I sighed. “Okay, yeah, she’s kind of like that. She’s a part of my own psyche that presents ideas to me that I might not see on my own.”
Dex was nodding. “And you told me about her because...” There was an invisible question mark at the end of that sentence.
I sat there and looked at him for another moment. “Dex, Abby’s been trying to tell me for a couple of weeks that you’re in love with me.”
He didn’t blink, he didn’t flinch. “And if I am?” he asked.
I tried not to feel the rush of pure joy that came through me. Maybe he thought he was being coy, but he had just admitted it. Now it was all on me.

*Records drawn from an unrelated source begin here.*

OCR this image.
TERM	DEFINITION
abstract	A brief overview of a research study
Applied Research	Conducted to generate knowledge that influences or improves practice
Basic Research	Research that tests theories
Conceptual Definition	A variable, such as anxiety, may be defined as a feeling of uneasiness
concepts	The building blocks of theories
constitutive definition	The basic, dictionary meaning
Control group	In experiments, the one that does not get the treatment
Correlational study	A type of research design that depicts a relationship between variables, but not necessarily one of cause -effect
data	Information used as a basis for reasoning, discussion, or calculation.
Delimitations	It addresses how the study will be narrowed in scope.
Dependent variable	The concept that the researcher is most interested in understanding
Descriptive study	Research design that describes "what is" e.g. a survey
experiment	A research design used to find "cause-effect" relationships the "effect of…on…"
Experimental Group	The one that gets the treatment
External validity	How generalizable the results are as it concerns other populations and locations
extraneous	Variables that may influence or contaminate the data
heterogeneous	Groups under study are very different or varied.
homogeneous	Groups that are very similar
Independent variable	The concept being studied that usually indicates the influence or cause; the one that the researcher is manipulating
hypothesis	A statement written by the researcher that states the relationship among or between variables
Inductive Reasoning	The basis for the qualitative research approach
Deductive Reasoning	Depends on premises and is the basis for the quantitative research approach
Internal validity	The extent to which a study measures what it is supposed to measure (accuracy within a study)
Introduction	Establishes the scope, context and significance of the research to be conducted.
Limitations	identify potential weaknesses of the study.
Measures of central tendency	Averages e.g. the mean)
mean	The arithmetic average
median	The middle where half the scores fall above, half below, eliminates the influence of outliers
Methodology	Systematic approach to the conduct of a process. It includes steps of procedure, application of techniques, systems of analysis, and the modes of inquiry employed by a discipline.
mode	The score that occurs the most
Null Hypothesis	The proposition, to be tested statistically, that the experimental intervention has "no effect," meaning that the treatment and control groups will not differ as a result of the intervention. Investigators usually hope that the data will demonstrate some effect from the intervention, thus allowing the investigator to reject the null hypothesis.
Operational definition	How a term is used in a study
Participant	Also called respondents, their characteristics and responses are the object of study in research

“Then I guess I want to know how sure you are about that. Because, she’s also been shoving it down my throat that I feel the same way about you, but you know how that scares me. The last man I fell in love with tried to kill me, and when he couldn’t do it, he was willing to let someone else do it for him. That makes it kinda hard to let go and accept those feelings, you know?”
“I can see that,” he said, “but I want to go back to Abby telling you that you feel the same way.” He stared into my one good eye. “Do you?”
I sat there and looked back at him, and tried to sort through the jumble of feelings that were running through me. Only moments ago, I was all but dying to tell him that I loved him, but my mouth refused to let me do it. Now, when it mattered most, I was having as much trouble getting it under my control as I did then.